Why couldn’t I do it in the traditional four years, you ask? Well, it turns out that reoccurring mono, family tragedies, uncertainty about my career path, and lovely bouts of depression aren’t exactly the most conducive combination for academic achievement. Who knew?
I always looked at people who took victory laps and commented on how the system doesn’t work for everyone, how times have change in the past decade or so, how there’s no shame in taking extra time to finish a degree. And yet, coming to the realization that last semester wasn’t going to be my last semester, I couldn’t help but feel defeated. I felt like I had let down my parents and that I hadn’t lived up to my full potential. I just sat on my bed and cried until I gave myself a headache.
I think the hardest part is seeing all of my friends move on without me. It’s like going to an amusement park where you don’t meet any of the height requirements, but your friends decided to drag you along anyway, promising it’s going to be fun, and you end up waiting next to the rollercoasters. alone. with a sunburn. and then someone pukes on you. Or like standing outside of the bar that all of your friends are in because you don’t turn 21 until next month and all of your friends turned 21 two months ago, and they wave at you and give you sad eyebrows and mouth how much they wish you were in there too. and then someone pukes on you. Or like being a 13 year old girl and no matter how many kegals you do, you are still the only one in your group of friends who hasn’t gotten their period yet and you have to fake having cramps and knowing how to use a tampon. and then…I don’t know, you step in puke or something.
As a fairly insecure person, I am quite susceptible to fear of missing out (or FOMO as the kids are calling it). This just seems like a big milestone that I’m missing. And even though I know I’m going to complete my degree soon, it feels like it’s too little too late, like by taking the extra time, it’s not an accomplishment that I should get to be proud of. I did it, but I didn’t do it as well as everyone else.

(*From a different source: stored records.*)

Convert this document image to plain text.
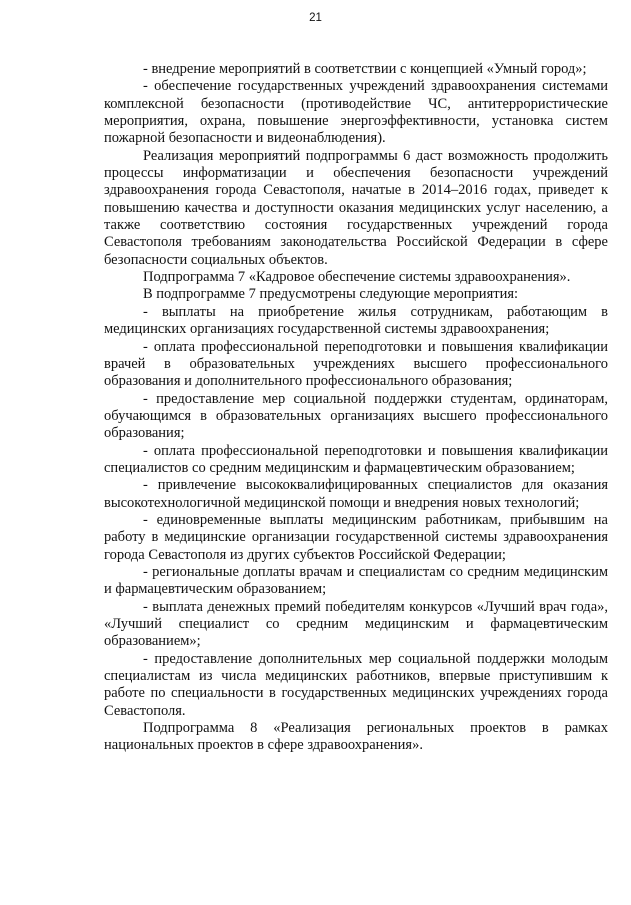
21

- внедрение мероприятий в соответствии с концепцией «Умный город»;

- обеспечение государственных учреждений здравоохранения системами комплексной безопасности (противодействие ЧС, антитеррористические мероприятия, охрана, повышение энергоэффективности, установка систем пожарной безопасности и видеонаблюдения).

Реализация мероприятий подпрограммы 6 даст возможность продолжить процессы информатизации и обеспечения безопасности учреждений здравоохранения города Севастополя, начатые в 2014–2016 годах, приведет к повышению качества и доступности оказания медицинских услуг населению, а также соответствию состояния государственных учреждений города Севастополя требованиям законодательства Российской Федерации в сфере безопасности социальных объектов.

Подпрограмма 7 «Кадровое обеспечение системы здравоохранения».

В подпрограмме 7 предусмотрены следующие мероприятия:

- выплаты на приобретение жилья сотрудникам, работающим в медицинских организациях государственной системы здравоохранения;

- оплата профессиональной переподготовки и повышения квалификации врачей в образовательных учреждениях высшего профессионального образования и дополнительного профессионального образования;

- предоставление мер социальной поддержки студентам, ординаторам, обучающимся в образовательных организациях высшего профессионального образования;

- оплата профессиональной переподготовки и повышения квалификации специалистов со средним медицинским и фармацевтическим образованием;

- привлечение высококвалифицированных специалистов для оказания высокотехнологичной медицинской помощи и внедрения новых технологий;

- единовременные выплаты медицинским работникам, прибывшим на работу в медицинские организации государственной системы здравоохранения города Севастополя из других субъектов Российской Федерации;

- региональные доплаты врачам и специалистам со средним медицинским и фармацевтическим образованием;

- выплата денежных премий победителям конкурсов «Лучший врач года», «Лучший специалист со средним медицинским и фармацевтическим образованием»;

- предоставление дополнительных мер социальной поддержки молодым специалистам из числа медицинских работников, впервые приступившим к работе по специальности в государственных медицинских учреждениях города Севастополя.

Подпрограмма 8 «Реализация региональных проектов в рамках национальных проектов в сфере здравоохранения».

Sorry this was kind of depressing. I really wanted to write something inspiring about how I was upset about this at first, but then I thought about A and now I feel B and I learned C. Unfortunately, I don’t think I’ve reached that point yet. I don’t know. I’m trying not to let it get to me. I still wonder who I’m going to hang out with on Saturday nights, and I imagine graduation photos of me with my parents but none with any of my friends. I think I just need to focus on finishing and do it for myself. I guess that’s who it’s all for in the long run, anyway, right?